What started with Linda’s left leg not working, “She has now lost the use of her legs and arms and hands,” he said.

"This disease is devastating, for individuals many of the people who it's affected are in the prime of their lives,” said Dr. Eric Sorensen, Medical Director of Mayo's ALS Center. "It affects all the muscles of the body causing people to eventually die of respiratory failure and on average that takes about two years from the time the diagnosis is made,” He said. Around 5,000 are diagnosed each year and there's no effective treatment, just one drug that can slow the disease down by a matter of months.

Which is why raising money for research is vital. The ice bucket challenge phenomenon is making strides for those living with the reality of this deadly disease.

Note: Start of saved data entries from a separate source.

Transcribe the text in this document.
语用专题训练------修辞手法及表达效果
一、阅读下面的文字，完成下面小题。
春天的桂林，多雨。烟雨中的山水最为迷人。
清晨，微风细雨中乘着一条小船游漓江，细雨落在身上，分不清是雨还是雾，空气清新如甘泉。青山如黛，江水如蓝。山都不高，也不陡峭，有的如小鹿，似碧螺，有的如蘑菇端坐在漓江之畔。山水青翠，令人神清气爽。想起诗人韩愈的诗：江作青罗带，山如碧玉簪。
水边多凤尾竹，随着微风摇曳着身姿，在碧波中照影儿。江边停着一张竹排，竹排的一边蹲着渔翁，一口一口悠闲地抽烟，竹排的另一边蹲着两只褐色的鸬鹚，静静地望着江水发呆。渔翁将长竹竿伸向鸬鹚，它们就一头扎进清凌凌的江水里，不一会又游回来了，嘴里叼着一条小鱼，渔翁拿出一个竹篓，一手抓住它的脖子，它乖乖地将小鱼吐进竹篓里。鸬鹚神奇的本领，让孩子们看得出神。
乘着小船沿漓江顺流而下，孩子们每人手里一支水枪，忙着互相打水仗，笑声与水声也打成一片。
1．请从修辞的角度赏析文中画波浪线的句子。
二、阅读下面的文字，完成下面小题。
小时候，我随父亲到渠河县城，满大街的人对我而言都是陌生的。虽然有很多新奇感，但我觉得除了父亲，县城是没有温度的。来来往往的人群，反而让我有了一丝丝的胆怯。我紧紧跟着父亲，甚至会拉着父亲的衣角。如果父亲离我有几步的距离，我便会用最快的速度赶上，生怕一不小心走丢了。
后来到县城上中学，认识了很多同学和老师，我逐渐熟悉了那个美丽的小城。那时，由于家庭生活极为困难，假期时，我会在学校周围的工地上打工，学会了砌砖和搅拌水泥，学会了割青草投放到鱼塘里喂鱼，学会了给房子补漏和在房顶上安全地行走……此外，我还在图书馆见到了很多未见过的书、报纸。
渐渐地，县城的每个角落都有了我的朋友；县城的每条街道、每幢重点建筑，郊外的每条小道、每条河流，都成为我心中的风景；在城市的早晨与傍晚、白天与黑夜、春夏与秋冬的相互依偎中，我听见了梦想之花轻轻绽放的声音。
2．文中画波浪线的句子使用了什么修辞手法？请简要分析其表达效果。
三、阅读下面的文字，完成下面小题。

"Watching the power of a viral video is unbelievable,” said Sorensen.

"The money has to come from somewhere and it thrilled my heart to hear about this,” said Faulkner.

Although future research may not help Ernie Faulkner’s wife Linda, he wishes no one else will ever have to see their loved one struggle like this. "You just value each day, you're just ever so thankful for each day you have,” he said.

So far, The ALS Association has raised more than $40 million in just this past month.